Picture someone grabbing a wet towel and then squeezing it for all it’s worth before hanging it out to dry. It felt like that, yet different.
The area I walked through must be a resting place for spirits of the Camino, the not yet departed. I don’t claim to possess or inherited any special powers yet, these words now flow out of me believing them.
As I walk picture everywhere littered tree roots that jut out of the ground and ready to take you down at any moment.
Perhaps a large part that makes this place special is the thousands of wood branch limbs adorning a farm like fence to my right as I walk ever so slightly uphill. Someone must’ve started the tradition ages ago, as all I continue to see as far as I walk are wind, rain, or snow weathered crosses.
And so I once again ask; why me, why do the spirits hang out here and am I the only one feeling their presence? Am I that vulnerable in mind and soul now? Only once before have I felt this way.

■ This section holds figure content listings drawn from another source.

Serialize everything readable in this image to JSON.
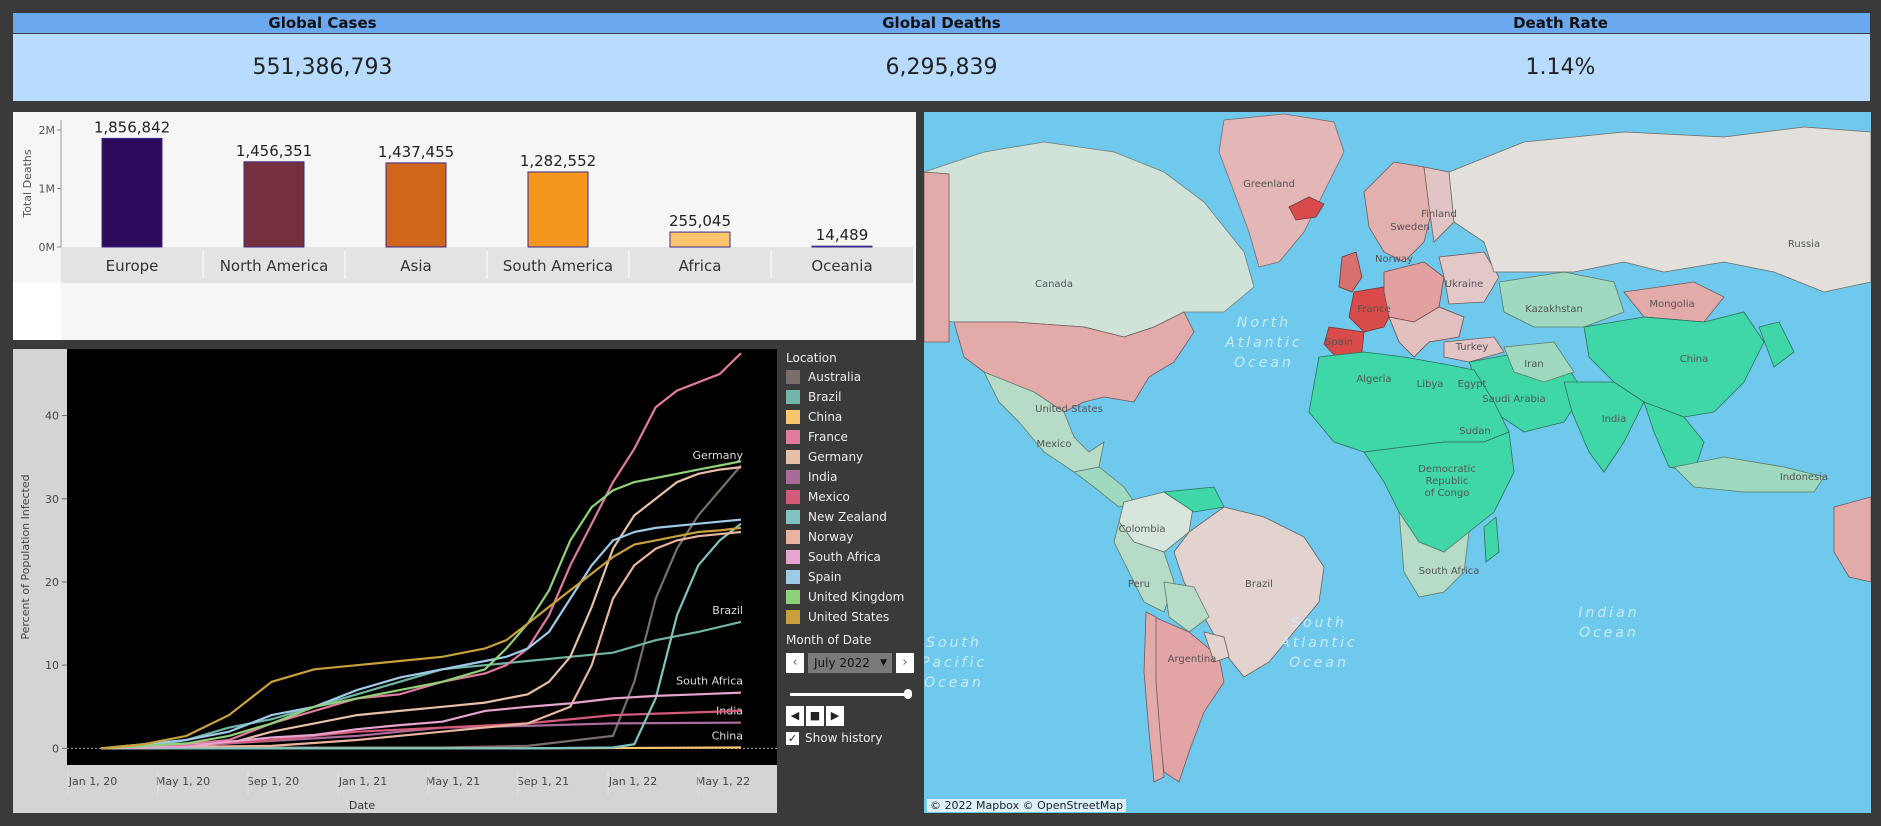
{
  "kpis": {
    "cases_label": "Global Cases",
    "deaths_label": "Global Deaths",
    "rate_label": "Death Rate",
    "cases_value": "551,386,793",
    "deaths_value": "6,295,839",
    "rate_value": "1.14%"
  },
  "colors": {
    "kpi_header": "#6aa8f0",
    "kpi_body": "#b8dcff",
    "ocean": "#6fc9ec",
    "high_rate": "#e07b7b",
    "low_rate": "#3fd6a8"
  },
  "chart_data": [
    {
      "type": "bar",
      "ylabel": "Total Deaths",
      "ylim": [
        0,
        2000000
      ],
      "yticks": [
        "0M",
        "1M",
        "2M"
      ],
      "categories": [
        "Europe",
        "North America",
        "Asia",
        "South America",
        "Africa",
        "Oceania"
      ],
      "values": [
        1856842,
        1456351,
        1437455,
        1282552,
        255045,
        14489
      ],
      "value_labels": [
        "1,856,842",
        "1,456,351",
        "1,437,455",
        "1,282,552",
        "255,045",
        "14,489"
      ],
      "colors": [
        "#2e0a5c",
        "#75303e",
        "#d0661a",
        "#f5961f",
        "#fbc56e",
        "#fde9b5"
      ]
    },
    {
      "type": "line",
      "xlabel": "Date",
      "ylabel": "Percent of Population Infected",
      "xticks": [
        "Jan 1, 20",
        "May 1, 20",
        "Sep 1, 20",
        "Jan 1, 21",
        "May 1, 21",
        "Sep 1, 21",
        "Jan 1, 22",
        "May 1, 22"
      ],
      "xlim": [
        0,
        30
      ],
      "ylim": [
        -2,
        48
      ],
      "yticks": [
        0,
        10,
        20,
        30,
        40
      ],
      "series": [
        {
          "name": "Australia",
          "color": "#7a6e6a",
          "x": [
            0,
            4,
            8,
            12,
            16,
            20,
            24,
            25,
            26,
            27,
            28,
            29,
            30
          ],
          "y": [
            0,
            0.1,
            0.1,
            0.1,
            0.1,
            0.3,
            1.5,
            8,
            18,
            24,
            28,
            31,
            34
          ],
          "end_label": ""
        },
        {
          "name": "Brazil",
          "color": "#6fb6a8",
          "x": [
            0,
            2,
            4,
            6,
            8,
            10,
            12,
            14,
            16,
            18,
            20,
            22,
            24,
            26,
            28,
            30
          ],
          "y": [
            0,
            0.2,
            1,
            2.5,
            3.5,
            5,
            6.5,
            8,
            9.5,
            10,
            10.5,
            11,
            11.5,
            13,
            14,
            15.2
          ],
          "end_label": "Brazil"
        },
        {
          "name": "China",
          "color": "#fbc56e",
          "x": [
            0,
            10,
            20,
            30
          ],
          "y": [
            0,
            0,
            0,
            0.1
          ],
          "end_label": "China"
        },
        {
          "name": "France",
          "color": "#e07ba0",
          "x": [
            0,
            2,
            4,
            6,
            8,
            10,
            12,
            14,
            16,
            18,
            19,
            20,
            21,
            22,
            23,
            24,
            25,
            26,
            27,
            28,
            29,
            30
          ],
          "y": [
            0,
            0.2,
            0.5,
            1,
            3,
            4.5,
            6,
            6.5,
            8,
            9,
            10,
            12,
            16,
            22,
            27,
            32,
            36,
            41,
            43,
            44,
            45,
            47.5
          ],
          "end_label": "France"
        },
        {
          "name": "Germany",
          "color": "#e8c0a8",
          "x": [
            0,
            2,
            4,
            6,
            8,
            10,
            12,
            14,
            16,
            18,
            19,
            20,
            21,
            22,
            23,
            24,
            25,
            26,
            27,
            28,
            29,
            30
          ],
          "y": [
            0,
            0.2,
            0.4,
            0.6,
            2,
            3,
            4,
            4.5,
            5,
            5.5,
            6,
            6.5,
            8,
            11,
            17,
            24,
            28,
            30,
            32,
            33,
            33.5,
            33.8
          ],
          "end_label": "Germany"
        },
        {
          "name": "India",
          "color": "#a86b9c",
          "x": [
            0,
            4,
            8,
            12,
            16,
            20,
            24,
            30
          ],
          "y": [
            0,
            0.3,
            0.9,
            1.5,
            2.5,
            2.7,
            3,
            3.1
          ],
          "end_label": "India"
        },
        {
          "name": "Mexico",
          "color": "#d45a7a",
          "x": [
            0,
            4,
            8,
            12,
            16,
            20,
            24,
            30
          ],
          "y": [
            0,
            0.3,
            1,
            2,
            2.5,
            3,
            4,
            4.5
          ],
          "end_label": ""
        },
        {
          "name": "New Zealand",
          "color": "#7fc4c0",
          "x": [
            0,
            10,
            20,
            24,
            25,
            26,
            27,
            28,
            29,
            30
          ],
          "y": [
            0,
            0,
            0,
            0.1,
            0.5,
            6,
            16,
            22,
            25,
            27
          ],
          "end_label": ""
        },
        {
          "name": "Norway",
          "color": "#e8b49c",
          "x": [
            0,
            4,
            8,
            12,
            16,
            20,
            22,
            23,
            24,
            25,
            26,
            27,
            28,
            30
          ],
          "y": [
            0,
            0.2,
            0.3,
            1,
            2,
            3,
            5,
            10,
            18,
            22,
            24,
            25,
            25.5,
            26
          ],
          "end_label": ""
        },
        {
          "name": "South Africa",
          "color": "#e8a4d0",
          "x": [
            0,
            4,
            6,
            8,
            10,
            12,
            14,
            16,
            18,
            20,
            22,
            24,
            26,
            28,
            30
          ],
          "y": [
            0,
            0.2,
            0.8,
            1.3,
            1.6,
            2.3,
            2.8,
            3.2,
            4.5,
            5,
            5.4,
            6,
            6.3,
            6.5,
            6.7
          ],
          "end_label": "South Africa"
        },
        {
          "name": "Spain",
          "color": "#9ecae8",
          "x": [
            0,
            2,
            4,
            6,
            8,
            10,
            12,
            14,
            16,
            18,
            19,
            20,
            21,
            22,
            23,
            24,
            25,
            26,
            28,
            30
          ],
          "y": [
            0,
            0.5,
            1,
            2,
            4,
            5,
            7,
            8.5,
            9.5,
            10.5,
            11,
            12,
            14,
            18,
            22,
            25,
            26,
            26.5,
            27,
            27.5
          ],
          "end_label": ""
        },
        {
          "name": "United Kingdom",
          "color": "#8fd178",
          "x": [
            0,
            2,
            4,
            6,
            8,
            10,
            12,
            14,
            16,
            18,
            19,
            20,
            21,
            22,
            23,
            24,
            25,
            26,
            27,
            28,
            29,
            30
          ],
          "y": [
            0,
            0.3,
            0.6,
            1.5,
            3,
            5,
            6,
            7,
            8,
            9.5,
            12,
            15,
            19,
            25,
            29,
            31,
            32,
            32.5,
            33,
            33.5,
            34,
            34.5
          ],
          "end_label": ""
        },
        {
          "name": "United States",
          "color": "#c9a03a",
          "x": [
            0,
            2,
            4,
            6,
            8,
            10,
            12,
            14,
            16,
            18,
            19,
            20,
            21,
            22,
            23,
            24,
            25,
            26,
            27,
            28,
            29,
            30
          ],
          "y": [
            0,
            0.5,
            1.5,
            4,
            8,
            9.5,
            10,
            10.5,
            11,
            12,
            13,
            15,
            17,
            19,
            21,
            23,
            24.5,
            25,
            25.5,
            26,
            26.2,
            26.5
          ],
          "end_label": ""
        }
      ]
    }
  ],
  "legend": {
    "title": "Location",
    "items": [
      "Australia",
      "Brazil",
      "China",
      "France",
      "Germany",
      "India",
      "Mexico",
      "New Zealand",
      "Norway",
      "South Africa",
      "Spain",
      "United Kingdom",
      "United States"
    ],
    "month_title": "Month of Date",
    "month_value": "July 2022",
    "show_history": "Show history"
  },
  "map": {
    "labels": [
      "Greenland",
      "Canada",
      "United States",
      "Mexico",
      "Colombia",
      "Peru",
      "Brazil",
      "Argentina",
      "Russia",
      "Kazakhstan",
      "Mongolia",
      "China",
      "India",
      "Iran",
      "Saudi Arabia",
      "Egypt",
      "Libya",
      "Algeria",
      "Sudan",
      "Democratic Republic of Congo",
      "South Africa",
      "Turkey",
      "Ukraine",
      "France",
      "Spain",
      "Finland",
      "Sweden",
      "Norway",
      "Indonesia"
    ],
    "oceans": [
      "North Atlantic Ocean",
      "South Atlantic Ocean",
      "Indian Ocean",
      "South Pacific Ocean"
    ],
    "attribution": "© 2022 Mapbox  © OpenStreetMap"
  }
}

It was when I knew I found the final resting place for my mothers ashes.
My thoughts at the time; and from the heart, she is thanking me one last time before her spirit finally departs to that special place where spirits go once they are ready.
I sit now on a medieval looking rock, stone and tree bench spot. The pelegrinos walk by me to either the next town or to a nearby albergue. Much the same way as I see the spirits moving.

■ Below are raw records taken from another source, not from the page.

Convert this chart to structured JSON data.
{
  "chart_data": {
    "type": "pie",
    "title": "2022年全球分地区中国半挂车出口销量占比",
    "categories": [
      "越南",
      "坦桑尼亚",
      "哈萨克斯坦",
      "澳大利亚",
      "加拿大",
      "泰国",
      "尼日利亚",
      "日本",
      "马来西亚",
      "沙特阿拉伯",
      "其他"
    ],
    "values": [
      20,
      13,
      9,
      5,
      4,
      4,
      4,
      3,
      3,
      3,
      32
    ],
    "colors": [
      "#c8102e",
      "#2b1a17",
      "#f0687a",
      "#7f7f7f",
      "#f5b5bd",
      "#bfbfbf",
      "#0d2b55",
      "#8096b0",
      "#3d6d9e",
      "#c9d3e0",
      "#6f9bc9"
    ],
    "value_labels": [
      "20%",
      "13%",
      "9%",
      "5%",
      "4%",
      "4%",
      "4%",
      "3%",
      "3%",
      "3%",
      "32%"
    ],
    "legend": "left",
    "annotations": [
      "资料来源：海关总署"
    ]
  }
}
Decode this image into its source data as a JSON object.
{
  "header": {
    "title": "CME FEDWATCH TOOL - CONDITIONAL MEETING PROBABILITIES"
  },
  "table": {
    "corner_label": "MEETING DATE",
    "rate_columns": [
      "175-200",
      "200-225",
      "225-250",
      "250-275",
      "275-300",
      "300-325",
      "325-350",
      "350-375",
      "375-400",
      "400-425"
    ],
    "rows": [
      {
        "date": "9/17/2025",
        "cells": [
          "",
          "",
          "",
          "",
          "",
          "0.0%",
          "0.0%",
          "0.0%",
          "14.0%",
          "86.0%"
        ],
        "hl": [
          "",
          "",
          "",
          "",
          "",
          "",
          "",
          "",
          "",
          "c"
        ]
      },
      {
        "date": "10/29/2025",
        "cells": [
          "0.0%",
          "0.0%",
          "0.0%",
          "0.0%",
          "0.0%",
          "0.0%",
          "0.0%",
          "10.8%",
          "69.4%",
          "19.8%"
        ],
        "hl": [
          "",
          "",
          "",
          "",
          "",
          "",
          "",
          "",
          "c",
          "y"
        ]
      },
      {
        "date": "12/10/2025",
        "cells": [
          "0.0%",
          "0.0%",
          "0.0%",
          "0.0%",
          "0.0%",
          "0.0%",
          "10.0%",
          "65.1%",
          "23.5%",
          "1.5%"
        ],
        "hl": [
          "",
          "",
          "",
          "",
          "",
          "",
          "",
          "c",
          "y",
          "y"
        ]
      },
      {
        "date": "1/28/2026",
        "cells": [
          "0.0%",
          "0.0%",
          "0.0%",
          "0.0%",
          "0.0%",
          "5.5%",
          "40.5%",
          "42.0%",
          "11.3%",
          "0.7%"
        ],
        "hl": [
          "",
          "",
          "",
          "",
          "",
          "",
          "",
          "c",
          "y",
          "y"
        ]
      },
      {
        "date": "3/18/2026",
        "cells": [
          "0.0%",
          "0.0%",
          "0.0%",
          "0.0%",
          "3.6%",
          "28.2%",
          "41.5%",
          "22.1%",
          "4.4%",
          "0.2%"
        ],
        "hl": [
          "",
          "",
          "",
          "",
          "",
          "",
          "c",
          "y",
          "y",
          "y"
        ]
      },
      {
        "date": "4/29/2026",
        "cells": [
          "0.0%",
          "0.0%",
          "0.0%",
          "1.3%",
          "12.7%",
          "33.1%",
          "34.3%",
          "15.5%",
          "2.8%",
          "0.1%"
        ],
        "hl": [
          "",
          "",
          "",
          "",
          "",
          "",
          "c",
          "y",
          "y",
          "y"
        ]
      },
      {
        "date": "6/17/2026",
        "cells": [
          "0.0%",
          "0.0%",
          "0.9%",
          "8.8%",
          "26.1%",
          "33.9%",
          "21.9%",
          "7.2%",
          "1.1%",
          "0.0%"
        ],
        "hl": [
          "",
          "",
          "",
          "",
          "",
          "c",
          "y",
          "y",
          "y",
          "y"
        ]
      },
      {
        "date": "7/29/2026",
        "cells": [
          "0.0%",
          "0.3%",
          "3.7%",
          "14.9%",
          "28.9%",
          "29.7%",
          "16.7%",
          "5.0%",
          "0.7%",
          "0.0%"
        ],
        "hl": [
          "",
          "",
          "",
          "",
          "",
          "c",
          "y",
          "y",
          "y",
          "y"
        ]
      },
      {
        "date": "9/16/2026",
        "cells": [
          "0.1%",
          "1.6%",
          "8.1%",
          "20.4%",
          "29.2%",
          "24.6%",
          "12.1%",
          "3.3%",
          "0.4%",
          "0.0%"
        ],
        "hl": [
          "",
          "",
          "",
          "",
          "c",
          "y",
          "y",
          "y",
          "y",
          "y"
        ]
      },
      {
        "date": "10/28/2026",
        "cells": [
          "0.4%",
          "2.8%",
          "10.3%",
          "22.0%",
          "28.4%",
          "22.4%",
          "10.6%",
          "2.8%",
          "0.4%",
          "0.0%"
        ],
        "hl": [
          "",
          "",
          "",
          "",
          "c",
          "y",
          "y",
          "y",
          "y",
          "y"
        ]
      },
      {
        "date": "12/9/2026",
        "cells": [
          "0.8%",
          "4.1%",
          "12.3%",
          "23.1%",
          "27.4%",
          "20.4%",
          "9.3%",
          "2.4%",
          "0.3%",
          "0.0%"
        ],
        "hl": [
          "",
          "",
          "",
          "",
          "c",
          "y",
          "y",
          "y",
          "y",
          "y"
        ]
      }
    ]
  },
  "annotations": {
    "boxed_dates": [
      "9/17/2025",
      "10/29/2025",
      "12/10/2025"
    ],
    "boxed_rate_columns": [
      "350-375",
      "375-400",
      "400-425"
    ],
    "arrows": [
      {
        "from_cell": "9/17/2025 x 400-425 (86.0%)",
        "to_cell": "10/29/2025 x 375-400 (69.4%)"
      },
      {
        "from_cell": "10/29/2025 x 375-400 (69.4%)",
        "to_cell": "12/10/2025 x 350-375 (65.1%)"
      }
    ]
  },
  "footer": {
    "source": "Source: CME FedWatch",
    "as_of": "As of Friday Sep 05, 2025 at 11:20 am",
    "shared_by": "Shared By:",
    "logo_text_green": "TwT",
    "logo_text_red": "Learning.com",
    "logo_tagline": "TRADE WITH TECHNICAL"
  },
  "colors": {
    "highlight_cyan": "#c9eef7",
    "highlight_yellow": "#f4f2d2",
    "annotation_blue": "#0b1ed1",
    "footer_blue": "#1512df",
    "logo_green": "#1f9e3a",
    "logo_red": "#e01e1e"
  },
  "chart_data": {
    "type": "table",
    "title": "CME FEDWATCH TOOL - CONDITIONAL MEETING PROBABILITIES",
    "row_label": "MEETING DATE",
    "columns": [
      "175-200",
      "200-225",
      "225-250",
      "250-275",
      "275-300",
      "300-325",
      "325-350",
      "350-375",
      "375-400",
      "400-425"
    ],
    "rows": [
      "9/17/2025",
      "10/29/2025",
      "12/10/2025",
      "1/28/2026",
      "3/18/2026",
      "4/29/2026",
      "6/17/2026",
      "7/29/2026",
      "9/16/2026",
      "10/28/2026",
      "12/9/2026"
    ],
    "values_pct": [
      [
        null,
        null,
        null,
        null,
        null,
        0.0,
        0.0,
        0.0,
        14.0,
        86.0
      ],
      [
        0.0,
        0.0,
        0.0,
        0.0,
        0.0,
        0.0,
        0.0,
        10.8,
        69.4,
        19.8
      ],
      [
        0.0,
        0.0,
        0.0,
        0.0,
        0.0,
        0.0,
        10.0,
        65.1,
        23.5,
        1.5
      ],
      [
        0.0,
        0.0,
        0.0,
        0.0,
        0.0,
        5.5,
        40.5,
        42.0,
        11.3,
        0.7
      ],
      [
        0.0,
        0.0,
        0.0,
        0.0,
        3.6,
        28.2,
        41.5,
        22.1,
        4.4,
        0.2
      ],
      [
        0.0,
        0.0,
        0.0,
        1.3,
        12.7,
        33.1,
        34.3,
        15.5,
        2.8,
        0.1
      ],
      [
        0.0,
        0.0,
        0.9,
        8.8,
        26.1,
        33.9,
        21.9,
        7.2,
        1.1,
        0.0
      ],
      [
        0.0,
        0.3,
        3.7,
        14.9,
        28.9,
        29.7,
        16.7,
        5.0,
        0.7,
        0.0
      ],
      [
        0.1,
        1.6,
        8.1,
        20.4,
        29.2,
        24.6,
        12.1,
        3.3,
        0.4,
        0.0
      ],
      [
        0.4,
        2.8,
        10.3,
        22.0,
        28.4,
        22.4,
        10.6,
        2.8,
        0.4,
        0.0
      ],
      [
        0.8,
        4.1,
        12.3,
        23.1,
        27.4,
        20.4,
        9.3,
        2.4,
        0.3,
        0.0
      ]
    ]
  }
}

Numerous Spanish local voices are all around including some buzzing bees nearby.
The days walk is possibly over for me now but, the next town is so close I believe I will stop there. Any master plan even if in only in my mind is to walk tonight as there is a full moon out. Spend the night at the Iron Cross and let any spirit reach me. Tonight I shall be a conduit for the spirits of the Camino.
My mind body and soul is prepared to receive a message, if any. And me, I am prepared to deliver my rock, one that I have carried from my moms homeland to here – the iron cross.
I may cherish this moment till my dying day. Such is the way of the camino in the past as it is in the present.